Najlepiej rano, na czczo po przebudzeniu – do jednej szklanki letniej, przegotowanej wody dodajemy jedną łyżeczkę od herbaty octu jabłkowego i/lub na noc (w tym wypadku pomaga w zasypaniu). Niektórzy zalecają picie trzech szklanek dziennie z dodatkiem octu, zawsze przed posiłkami. Ważne jest, by temperatura wody z octem nie przekraczała 60 stopni Celsjusza, bo wtedy niszczą się cenne enzymy. Nigdy jednak nie pijemy octu jabłkowego bez rozcieńczenia!

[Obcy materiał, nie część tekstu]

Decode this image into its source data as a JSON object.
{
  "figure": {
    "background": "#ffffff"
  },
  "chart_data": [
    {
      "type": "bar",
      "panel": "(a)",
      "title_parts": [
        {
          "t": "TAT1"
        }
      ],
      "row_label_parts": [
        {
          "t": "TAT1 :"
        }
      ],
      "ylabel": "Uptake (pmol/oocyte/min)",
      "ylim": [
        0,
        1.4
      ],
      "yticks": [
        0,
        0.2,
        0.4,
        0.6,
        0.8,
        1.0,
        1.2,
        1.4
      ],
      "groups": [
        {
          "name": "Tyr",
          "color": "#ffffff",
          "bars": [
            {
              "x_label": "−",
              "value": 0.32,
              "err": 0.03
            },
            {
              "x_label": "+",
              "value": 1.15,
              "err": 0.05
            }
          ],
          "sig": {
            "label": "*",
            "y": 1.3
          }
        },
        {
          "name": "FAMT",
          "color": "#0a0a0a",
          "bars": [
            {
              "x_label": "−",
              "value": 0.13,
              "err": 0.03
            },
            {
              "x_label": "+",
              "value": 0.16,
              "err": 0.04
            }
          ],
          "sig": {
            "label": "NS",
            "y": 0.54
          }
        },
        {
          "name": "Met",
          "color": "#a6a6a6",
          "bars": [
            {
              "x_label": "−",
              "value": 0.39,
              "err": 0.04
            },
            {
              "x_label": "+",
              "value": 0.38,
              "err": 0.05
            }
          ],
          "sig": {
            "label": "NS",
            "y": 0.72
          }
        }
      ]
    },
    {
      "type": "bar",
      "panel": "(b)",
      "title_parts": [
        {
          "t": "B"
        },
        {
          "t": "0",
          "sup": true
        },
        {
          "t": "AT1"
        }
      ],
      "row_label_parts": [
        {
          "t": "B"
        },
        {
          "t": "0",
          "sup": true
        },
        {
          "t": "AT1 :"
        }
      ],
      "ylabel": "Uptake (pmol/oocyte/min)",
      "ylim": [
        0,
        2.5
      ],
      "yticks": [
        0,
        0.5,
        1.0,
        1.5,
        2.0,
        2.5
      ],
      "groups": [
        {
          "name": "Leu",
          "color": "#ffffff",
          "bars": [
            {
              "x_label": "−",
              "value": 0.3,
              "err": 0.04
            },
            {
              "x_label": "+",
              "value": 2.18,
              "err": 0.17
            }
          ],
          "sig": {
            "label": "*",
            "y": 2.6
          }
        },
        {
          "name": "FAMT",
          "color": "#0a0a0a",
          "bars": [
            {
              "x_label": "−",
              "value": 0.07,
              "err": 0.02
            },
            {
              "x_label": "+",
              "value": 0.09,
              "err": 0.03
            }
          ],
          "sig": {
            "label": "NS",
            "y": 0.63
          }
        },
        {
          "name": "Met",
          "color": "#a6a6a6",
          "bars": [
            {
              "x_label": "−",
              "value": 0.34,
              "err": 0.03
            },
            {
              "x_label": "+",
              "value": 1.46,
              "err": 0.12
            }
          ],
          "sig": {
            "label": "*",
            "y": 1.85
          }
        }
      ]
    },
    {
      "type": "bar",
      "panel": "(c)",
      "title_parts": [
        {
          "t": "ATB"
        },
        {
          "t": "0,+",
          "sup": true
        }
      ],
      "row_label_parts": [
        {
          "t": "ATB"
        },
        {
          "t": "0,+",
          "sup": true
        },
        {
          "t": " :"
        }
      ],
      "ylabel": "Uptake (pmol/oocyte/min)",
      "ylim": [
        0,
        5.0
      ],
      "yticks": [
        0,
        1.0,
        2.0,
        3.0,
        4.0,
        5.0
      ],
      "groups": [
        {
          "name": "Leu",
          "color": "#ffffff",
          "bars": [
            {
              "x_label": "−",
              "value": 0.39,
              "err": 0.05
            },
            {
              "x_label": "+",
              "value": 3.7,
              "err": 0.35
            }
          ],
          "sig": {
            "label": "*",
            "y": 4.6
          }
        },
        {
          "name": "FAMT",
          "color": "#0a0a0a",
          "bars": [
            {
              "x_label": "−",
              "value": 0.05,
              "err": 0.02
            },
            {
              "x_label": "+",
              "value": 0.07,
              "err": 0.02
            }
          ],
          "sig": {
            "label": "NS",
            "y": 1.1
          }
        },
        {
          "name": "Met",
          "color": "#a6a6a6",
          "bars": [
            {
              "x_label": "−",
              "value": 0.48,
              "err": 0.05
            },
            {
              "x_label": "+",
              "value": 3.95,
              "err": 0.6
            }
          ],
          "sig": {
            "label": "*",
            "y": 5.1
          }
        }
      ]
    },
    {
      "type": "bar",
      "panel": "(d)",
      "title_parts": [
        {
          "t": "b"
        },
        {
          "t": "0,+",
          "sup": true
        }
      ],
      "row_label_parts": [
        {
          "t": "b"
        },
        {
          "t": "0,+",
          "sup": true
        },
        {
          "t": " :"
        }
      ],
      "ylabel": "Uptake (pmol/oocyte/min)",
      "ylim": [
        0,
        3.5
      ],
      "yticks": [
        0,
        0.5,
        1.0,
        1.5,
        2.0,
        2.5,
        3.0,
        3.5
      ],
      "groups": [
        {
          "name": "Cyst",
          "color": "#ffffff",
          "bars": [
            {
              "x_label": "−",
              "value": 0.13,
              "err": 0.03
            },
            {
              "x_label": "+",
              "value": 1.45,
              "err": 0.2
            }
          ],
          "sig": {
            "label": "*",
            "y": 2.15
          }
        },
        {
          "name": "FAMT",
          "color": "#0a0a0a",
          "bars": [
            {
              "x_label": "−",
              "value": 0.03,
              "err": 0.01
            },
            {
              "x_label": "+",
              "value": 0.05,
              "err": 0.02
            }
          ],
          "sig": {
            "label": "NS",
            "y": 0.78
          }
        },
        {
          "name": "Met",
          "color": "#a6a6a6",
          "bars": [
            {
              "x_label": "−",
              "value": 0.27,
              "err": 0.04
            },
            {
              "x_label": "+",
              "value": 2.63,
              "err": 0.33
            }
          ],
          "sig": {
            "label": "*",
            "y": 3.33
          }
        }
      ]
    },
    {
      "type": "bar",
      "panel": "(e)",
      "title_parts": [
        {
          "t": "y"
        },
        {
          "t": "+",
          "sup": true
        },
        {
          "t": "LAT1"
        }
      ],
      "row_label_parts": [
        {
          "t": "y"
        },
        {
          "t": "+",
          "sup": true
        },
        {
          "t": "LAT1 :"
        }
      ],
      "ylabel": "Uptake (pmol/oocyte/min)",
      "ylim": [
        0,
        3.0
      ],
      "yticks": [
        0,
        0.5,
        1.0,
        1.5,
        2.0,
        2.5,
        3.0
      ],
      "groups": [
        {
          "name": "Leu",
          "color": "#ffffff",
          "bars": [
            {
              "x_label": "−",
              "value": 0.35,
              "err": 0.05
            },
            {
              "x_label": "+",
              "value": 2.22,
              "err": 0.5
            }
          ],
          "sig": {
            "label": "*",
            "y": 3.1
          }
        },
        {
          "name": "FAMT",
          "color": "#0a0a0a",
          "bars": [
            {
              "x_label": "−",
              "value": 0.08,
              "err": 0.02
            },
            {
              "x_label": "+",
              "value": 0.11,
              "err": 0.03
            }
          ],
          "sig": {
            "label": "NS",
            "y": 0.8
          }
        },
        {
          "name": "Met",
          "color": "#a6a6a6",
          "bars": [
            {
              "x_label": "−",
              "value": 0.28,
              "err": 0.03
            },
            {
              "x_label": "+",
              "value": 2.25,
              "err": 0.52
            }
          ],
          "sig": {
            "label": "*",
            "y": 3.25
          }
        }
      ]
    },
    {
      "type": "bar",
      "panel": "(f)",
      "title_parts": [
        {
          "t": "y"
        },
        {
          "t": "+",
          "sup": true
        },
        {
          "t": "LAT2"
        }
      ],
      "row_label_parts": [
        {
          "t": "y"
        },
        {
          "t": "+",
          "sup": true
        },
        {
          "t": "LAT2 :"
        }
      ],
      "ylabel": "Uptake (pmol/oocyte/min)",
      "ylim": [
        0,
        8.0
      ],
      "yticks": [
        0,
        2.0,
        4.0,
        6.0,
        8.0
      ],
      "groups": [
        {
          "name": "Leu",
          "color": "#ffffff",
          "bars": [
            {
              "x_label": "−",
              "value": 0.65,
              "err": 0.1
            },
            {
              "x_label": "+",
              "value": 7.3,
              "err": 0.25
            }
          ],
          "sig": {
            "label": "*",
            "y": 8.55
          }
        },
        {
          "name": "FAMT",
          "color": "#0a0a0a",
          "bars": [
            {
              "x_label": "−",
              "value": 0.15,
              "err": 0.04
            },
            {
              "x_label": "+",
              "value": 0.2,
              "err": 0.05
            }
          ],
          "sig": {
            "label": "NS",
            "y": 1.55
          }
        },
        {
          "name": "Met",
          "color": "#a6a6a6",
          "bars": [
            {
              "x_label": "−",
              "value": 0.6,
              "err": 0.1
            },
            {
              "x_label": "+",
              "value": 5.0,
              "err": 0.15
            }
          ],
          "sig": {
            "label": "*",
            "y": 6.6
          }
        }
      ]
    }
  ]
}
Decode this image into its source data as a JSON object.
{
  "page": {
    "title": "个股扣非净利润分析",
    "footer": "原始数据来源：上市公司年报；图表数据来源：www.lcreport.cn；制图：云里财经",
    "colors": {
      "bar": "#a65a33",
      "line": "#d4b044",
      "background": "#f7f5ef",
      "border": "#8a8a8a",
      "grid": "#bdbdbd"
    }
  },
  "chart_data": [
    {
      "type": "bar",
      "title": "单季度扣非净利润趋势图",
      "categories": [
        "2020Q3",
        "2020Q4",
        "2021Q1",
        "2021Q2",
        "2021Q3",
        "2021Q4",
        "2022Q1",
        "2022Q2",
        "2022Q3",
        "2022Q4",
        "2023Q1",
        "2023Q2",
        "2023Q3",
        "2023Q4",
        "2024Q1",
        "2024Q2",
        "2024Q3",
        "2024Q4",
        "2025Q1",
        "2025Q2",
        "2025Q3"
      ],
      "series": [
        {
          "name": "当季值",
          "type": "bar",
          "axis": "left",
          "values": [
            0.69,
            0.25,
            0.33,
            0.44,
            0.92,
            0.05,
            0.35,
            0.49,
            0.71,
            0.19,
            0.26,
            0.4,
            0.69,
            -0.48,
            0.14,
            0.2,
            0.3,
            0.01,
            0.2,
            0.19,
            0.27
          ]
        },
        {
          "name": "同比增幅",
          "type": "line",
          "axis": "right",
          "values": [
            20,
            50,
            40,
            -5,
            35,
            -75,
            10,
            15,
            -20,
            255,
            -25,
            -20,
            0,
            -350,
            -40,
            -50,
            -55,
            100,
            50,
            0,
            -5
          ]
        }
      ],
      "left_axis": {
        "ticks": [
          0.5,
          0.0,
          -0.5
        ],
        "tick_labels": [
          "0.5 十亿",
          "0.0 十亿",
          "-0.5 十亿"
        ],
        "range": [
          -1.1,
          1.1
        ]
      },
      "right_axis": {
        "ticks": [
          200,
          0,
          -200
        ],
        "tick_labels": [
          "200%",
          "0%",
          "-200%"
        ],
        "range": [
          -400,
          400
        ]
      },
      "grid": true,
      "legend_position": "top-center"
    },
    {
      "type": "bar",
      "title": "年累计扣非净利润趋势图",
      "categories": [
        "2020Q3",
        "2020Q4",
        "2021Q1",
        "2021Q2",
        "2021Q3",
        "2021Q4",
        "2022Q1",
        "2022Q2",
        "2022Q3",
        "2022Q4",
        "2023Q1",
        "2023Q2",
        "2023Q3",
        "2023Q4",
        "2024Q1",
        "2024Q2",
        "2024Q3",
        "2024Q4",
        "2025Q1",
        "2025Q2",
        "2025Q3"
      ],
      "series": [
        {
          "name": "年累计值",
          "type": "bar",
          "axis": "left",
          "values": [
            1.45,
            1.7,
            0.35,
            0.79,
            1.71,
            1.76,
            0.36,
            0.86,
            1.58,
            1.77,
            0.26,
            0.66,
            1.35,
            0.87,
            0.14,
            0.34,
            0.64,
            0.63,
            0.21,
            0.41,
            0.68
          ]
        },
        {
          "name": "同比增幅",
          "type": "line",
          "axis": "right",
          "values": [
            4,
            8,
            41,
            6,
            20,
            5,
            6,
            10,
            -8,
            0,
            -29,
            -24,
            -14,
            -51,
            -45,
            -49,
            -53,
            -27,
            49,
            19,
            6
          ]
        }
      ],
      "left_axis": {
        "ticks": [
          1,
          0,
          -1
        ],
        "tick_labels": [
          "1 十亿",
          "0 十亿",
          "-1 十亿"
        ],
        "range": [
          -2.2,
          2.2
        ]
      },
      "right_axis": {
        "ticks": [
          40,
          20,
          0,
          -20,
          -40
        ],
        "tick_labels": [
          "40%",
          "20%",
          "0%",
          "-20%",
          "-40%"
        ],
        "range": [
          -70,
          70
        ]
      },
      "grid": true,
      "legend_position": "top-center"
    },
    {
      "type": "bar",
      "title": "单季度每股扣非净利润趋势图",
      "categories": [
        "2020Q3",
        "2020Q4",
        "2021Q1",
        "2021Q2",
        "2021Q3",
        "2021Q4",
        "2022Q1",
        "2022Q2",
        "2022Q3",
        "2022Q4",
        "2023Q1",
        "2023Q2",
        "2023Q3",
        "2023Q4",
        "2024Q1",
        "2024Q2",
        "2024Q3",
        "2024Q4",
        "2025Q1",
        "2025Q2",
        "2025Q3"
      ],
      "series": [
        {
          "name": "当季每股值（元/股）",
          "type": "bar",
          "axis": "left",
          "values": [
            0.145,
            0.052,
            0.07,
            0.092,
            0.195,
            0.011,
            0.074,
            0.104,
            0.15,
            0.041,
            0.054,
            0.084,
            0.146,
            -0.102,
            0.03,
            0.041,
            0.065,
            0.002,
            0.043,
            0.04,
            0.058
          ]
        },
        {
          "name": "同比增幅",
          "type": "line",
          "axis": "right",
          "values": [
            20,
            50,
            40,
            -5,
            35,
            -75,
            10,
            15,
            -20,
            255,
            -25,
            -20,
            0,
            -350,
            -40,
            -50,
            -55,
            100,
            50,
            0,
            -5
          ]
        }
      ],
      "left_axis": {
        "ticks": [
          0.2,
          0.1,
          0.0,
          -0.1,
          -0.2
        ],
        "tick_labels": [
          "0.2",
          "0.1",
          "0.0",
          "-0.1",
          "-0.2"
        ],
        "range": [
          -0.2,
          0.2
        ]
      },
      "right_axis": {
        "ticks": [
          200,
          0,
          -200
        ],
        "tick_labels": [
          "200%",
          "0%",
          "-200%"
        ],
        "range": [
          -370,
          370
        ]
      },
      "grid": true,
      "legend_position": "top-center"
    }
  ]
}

Jak smakuje ocet jabłkowy?
Mój „pierwszy raz” był niefortunny. Kupiłam go w Hiszpanii, myśląc że to zwykły, ekologiczny sok jabłkowy. Już miałam podać go dziecku, ale coś mnie tknęło – spróbowałam i myślałam, że padnę! Spojrzałam na etykietę i zrozumiałam swój błąd! Dlatego ostrzegam: nie próbujcie octu jabłkowego, który nie jest rozcieńczony! Można go pić tylko w odpowiednich proporcjach, tj. jedna (maksymalnie dwie) łyżeczka od herbaty na pełną szklankę wody.
Efekty?
Jak zawsze potrzeba czasu ! Tylko regularne picie wody z dodatkiem octu jabłkowego, może przynieść efekt. Od kilku dni zaczęłam dodawać go do szklanki letniej wody, zamiast porannej wody z cytryną, ale czy przyniesie spodziewane efekty? Sama jestem ciekawa!
Gdzie kupić ocet jabłkowy?
Oczywiście, tak jak w przypadku dobroczynnego płukania ust olejem kokosowym, produkt musi być ekologiczny i taki napis powinien widnieć na etykiecie! Ekologiczny ocet jabłkowy znalazłam w Hiszpanii w Carrefour na dziale BIO, a w Polsce znajdziecie na pewno w drogerii Rossmann, wybranych sklepach spożywczych lub w internecie – sprawdzone przeze mnie miejsce: tutaj Słyszałam opinię, że prawdziwy ocet jabłkowy powinien być mętny, nie klarowny jak mój ze zdjęcia, jednak takiego jeszcze nie spotkałam w żadnym sklepie, a wiem, że samodzielne przygotowanie octu jabłkowego zajmuje sporo czasu i nie ma się pewności, czy się uda.
Źródło: Andrzej Motyl „Nieznany Świat”
AKTUALIZACJA!
Niestety po kilku próbach wypicia soku z octem jabłkowym, musiałam zrezygnować, bo mój nos i moje kubki smakowe nie mogły już znieść tego zapachu i smaku.